New Brexit charges on imported goods from the EU will “cripple” the food industry, several trade bodies have warned.

The government revealed on Wednesday companies importing products such as sausages, cheese, yoghurt and cut flowers face fees of up to £145 per load from 30 April.

But the industry has warned the levy, known as the common user charge (CUC), will severely impact businesses and hit food prices while reducing choice of goods for UK consumers.

The announcement brought “the worst concerns of SMEs in the UK and EU to fruition”, said Marco Forgione, director general of the Institute of Export & International Trade.

“While larger businesses have the capacity to absorb this cost, it will be small businesses that will feel the full force of these charges.

“Up to an additional £145 per consignment might mean entire profit wiped out completely,” he warned.

Individual medium risk products of animal origin and plants face charges of up to £29 per type of good imported.
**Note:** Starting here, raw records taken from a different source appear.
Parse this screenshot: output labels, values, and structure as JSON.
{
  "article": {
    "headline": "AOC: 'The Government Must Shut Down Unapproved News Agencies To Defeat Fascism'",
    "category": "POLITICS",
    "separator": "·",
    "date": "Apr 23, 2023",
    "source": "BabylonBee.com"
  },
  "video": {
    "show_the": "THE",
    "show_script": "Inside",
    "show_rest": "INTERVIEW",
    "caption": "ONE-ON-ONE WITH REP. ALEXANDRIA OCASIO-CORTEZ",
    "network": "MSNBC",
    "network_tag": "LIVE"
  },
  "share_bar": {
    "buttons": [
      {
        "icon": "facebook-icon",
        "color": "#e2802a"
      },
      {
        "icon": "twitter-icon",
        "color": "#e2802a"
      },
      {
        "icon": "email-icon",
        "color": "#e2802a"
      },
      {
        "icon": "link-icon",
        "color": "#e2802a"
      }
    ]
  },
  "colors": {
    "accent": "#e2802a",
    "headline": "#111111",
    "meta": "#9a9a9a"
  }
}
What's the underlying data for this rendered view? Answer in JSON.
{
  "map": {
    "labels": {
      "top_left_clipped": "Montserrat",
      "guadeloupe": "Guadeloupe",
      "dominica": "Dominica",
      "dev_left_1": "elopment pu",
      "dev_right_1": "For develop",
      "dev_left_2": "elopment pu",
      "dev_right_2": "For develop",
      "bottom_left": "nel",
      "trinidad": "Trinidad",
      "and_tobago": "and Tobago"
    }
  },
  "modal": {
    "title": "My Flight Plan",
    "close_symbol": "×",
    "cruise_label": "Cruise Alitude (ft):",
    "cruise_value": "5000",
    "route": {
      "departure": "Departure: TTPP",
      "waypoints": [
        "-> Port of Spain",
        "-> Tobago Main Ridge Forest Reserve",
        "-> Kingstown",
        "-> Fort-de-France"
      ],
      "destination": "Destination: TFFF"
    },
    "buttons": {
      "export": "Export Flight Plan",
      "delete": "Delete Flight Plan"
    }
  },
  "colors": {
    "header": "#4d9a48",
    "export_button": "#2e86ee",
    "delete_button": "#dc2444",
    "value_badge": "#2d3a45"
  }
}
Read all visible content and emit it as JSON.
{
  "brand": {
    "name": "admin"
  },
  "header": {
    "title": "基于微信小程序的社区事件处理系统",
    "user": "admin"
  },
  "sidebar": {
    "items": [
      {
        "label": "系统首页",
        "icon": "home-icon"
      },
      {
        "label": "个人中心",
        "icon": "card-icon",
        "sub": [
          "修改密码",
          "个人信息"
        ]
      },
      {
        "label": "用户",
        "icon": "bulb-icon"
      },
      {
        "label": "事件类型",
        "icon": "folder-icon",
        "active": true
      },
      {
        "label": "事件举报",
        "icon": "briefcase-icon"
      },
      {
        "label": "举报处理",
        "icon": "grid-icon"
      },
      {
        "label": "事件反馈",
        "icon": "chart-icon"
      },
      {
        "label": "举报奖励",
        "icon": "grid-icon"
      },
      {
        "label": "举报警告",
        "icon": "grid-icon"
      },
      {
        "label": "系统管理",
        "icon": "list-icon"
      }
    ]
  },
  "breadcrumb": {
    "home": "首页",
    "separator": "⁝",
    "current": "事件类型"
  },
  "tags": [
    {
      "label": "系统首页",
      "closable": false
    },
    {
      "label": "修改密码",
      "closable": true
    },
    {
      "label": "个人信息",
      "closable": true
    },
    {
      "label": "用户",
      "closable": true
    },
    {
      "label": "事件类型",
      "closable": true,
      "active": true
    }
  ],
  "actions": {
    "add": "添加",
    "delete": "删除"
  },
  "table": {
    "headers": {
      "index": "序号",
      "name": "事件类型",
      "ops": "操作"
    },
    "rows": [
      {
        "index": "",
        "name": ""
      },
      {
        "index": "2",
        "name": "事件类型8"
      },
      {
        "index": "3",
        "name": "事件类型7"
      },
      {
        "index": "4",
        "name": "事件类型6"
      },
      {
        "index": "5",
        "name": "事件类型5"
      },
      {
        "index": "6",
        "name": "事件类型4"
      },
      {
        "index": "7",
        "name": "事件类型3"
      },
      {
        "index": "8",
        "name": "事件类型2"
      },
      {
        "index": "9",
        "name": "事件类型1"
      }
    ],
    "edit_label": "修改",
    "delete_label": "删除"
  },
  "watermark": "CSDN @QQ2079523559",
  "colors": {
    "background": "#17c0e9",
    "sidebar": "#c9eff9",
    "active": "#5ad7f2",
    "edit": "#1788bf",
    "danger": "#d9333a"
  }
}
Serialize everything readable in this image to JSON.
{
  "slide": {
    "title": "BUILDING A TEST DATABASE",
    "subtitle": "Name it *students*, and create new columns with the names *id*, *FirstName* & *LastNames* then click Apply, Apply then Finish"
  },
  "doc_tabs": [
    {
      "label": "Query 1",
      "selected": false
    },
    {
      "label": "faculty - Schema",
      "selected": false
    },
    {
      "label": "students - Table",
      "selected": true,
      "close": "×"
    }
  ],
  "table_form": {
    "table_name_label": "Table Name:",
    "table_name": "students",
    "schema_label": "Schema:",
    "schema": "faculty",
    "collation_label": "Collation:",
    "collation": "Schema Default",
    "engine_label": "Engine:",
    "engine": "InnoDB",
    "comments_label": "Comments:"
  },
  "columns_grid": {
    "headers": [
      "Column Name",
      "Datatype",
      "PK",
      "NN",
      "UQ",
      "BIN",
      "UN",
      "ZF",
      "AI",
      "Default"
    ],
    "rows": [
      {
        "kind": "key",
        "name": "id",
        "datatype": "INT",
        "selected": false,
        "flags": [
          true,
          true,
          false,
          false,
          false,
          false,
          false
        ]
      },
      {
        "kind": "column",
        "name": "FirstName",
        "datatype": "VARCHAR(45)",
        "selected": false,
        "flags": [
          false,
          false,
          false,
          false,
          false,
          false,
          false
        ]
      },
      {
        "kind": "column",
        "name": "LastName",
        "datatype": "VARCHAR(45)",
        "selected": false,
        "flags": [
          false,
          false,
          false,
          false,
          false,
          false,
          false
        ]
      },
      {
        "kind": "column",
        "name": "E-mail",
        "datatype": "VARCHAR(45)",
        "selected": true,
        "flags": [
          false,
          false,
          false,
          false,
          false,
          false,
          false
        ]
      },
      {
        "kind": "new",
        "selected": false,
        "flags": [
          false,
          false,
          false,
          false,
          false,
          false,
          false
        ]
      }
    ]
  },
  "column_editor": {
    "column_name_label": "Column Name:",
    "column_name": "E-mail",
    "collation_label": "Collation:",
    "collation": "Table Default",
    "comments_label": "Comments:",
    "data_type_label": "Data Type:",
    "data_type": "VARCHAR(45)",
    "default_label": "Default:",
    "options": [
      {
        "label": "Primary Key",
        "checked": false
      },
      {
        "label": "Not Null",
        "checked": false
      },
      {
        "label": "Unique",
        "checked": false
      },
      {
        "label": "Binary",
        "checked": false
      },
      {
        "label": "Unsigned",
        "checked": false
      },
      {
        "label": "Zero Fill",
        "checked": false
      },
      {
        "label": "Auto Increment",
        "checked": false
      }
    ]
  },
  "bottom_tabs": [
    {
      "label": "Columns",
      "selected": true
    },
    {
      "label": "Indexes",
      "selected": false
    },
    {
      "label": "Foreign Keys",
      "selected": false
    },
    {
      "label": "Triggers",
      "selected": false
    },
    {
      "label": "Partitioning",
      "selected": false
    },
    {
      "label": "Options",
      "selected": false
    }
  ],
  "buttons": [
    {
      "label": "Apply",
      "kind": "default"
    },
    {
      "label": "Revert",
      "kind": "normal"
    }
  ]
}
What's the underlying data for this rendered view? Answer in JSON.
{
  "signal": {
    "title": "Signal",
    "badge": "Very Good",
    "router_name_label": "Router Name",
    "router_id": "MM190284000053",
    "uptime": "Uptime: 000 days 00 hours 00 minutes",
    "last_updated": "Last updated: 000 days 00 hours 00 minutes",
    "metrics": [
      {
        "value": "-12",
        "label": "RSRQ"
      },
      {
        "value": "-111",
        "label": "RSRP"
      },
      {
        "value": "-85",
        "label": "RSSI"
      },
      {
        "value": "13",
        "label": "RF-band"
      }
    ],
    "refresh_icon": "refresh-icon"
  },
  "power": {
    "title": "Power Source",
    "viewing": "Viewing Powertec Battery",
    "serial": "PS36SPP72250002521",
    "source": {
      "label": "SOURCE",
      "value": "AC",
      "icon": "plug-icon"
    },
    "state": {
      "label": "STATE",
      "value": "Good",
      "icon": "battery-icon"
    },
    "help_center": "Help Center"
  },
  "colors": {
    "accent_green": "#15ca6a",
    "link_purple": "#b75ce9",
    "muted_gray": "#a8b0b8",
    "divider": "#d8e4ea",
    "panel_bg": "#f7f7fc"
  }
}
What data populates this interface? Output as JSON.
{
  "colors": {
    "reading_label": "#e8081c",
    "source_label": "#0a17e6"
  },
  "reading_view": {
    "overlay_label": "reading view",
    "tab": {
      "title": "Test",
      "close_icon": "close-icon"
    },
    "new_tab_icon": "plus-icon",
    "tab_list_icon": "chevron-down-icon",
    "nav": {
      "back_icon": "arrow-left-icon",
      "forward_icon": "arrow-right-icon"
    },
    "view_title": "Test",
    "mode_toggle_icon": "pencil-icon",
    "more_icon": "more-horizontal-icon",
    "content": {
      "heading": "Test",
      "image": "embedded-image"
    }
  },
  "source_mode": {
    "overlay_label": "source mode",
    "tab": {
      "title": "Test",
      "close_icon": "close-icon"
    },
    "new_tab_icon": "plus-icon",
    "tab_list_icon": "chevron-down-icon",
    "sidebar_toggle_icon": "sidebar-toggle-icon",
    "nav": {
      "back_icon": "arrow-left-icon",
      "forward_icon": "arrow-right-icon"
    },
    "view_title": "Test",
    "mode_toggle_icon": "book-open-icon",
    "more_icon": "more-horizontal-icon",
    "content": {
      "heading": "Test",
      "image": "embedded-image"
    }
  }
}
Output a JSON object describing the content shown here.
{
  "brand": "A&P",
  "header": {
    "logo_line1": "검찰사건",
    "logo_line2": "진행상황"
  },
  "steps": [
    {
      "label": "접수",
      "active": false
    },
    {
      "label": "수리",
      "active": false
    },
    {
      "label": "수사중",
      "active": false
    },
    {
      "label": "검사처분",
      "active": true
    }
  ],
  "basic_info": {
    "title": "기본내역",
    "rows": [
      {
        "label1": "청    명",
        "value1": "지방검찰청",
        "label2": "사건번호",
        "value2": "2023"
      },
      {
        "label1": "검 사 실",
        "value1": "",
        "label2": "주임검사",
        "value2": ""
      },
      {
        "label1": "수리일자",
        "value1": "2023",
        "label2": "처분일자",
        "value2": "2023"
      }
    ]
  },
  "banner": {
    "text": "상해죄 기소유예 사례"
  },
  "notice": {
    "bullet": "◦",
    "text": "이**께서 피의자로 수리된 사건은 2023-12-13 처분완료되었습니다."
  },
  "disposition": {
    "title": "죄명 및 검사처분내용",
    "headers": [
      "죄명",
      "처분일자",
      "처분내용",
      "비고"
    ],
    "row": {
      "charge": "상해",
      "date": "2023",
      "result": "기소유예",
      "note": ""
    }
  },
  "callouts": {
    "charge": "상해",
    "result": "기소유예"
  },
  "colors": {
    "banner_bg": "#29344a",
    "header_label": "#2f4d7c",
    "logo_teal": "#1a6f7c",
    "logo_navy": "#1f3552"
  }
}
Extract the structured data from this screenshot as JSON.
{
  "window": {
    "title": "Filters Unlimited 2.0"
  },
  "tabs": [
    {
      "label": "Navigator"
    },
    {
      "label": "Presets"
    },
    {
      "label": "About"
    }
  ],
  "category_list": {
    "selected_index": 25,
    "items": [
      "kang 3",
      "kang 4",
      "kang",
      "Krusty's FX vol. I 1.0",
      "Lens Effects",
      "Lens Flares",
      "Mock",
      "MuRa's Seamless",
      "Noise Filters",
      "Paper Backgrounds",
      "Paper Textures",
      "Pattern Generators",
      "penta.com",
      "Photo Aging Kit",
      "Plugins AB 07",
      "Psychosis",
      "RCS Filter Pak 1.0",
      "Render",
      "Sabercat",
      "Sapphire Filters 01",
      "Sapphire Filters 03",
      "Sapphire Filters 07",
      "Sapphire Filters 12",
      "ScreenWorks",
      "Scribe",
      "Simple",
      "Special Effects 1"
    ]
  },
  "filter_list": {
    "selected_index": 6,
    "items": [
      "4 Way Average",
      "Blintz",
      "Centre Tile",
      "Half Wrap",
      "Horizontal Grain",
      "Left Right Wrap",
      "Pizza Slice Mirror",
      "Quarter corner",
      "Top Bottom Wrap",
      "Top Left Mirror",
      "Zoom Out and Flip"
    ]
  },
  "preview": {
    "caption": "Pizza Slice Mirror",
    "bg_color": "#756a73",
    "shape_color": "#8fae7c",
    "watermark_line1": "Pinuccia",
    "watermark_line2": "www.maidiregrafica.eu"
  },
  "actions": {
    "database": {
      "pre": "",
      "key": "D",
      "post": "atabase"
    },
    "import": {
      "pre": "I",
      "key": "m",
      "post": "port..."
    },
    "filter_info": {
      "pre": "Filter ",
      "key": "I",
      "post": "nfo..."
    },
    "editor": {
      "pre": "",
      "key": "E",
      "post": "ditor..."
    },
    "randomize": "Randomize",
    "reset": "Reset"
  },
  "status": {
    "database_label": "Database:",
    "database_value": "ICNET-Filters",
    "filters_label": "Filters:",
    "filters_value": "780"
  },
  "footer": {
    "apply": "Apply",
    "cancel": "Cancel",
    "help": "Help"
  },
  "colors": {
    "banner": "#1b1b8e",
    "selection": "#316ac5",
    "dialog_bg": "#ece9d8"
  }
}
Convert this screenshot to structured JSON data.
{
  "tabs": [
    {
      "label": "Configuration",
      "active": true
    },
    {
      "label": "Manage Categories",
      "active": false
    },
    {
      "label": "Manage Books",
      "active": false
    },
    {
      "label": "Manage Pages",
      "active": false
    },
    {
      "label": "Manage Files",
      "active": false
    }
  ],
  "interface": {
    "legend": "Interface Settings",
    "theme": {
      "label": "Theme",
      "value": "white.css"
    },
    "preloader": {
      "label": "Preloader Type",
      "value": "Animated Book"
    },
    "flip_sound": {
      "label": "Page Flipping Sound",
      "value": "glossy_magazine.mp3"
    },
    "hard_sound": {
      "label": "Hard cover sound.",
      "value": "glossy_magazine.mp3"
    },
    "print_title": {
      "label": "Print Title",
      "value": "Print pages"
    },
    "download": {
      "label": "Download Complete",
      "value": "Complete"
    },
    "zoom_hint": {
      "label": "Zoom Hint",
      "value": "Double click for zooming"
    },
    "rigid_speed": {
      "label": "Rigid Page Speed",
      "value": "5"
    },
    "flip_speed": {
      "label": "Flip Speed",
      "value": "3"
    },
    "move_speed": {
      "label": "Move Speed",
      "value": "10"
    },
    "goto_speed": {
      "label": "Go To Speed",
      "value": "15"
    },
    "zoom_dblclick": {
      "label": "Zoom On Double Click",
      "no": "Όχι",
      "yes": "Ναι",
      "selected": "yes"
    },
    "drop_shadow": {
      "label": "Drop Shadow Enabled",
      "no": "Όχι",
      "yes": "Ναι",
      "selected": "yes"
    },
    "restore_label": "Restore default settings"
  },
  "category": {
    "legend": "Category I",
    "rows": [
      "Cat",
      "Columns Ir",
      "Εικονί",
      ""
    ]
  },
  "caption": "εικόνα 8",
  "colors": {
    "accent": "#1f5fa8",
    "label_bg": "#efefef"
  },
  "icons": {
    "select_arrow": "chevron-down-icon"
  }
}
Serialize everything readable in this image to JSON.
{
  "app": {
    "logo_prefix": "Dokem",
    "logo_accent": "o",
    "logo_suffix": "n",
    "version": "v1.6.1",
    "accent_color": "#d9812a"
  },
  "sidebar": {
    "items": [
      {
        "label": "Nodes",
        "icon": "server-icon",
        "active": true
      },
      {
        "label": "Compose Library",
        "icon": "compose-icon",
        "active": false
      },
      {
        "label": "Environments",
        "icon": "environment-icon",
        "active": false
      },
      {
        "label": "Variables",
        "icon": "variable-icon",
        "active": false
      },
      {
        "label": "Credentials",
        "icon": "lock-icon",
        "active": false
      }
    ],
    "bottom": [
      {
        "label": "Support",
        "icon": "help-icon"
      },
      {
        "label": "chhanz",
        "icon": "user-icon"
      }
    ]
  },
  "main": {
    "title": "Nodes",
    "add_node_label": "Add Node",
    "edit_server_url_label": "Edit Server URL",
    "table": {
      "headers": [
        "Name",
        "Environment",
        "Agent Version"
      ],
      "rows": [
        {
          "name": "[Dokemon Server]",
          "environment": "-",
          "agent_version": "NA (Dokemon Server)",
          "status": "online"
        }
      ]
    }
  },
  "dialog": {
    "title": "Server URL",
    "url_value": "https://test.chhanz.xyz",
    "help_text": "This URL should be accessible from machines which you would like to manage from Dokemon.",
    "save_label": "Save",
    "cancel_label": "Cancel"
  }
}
This will be capped at £145 for mixed consignments.

The government said the fees – which had been proposed last year as part of the new Border Target Operating Model but had not been revealed until now – would help to pay for the border inspection facilities built after the UK left the bloc.

In addition to the common user charge, which will apply to every EU import arriving to the UK via Eurotunnel or Dover, loads that are selected for inspection at the border control post in Sevington face another set of fees from the Port Health Authority.

The Fresh Produce Consortium said the charges would “cripple” those in the fresh produce and flower industry, who imported the majority of their goods from the EU.

The FPC estimated the CUC fee alone would add £200m in costs across the fresh produce supply chain.

CEO Nigel Jenney called the measures a “thinly veiled tax on the industry”.

“While fees are now capped, they remain substantial,” he said, adding it was unfair to apply a singular fee to all consignments when only about 3% were going to be physically inspected, as per Defra calculations.

“This might not seem like much, but with only a small number of consignments actually inspected, the cost per inspection balloons to a ludicrous £5k,” he said.

Jenney deemed the announcement a “self-imposed crisis by the government”.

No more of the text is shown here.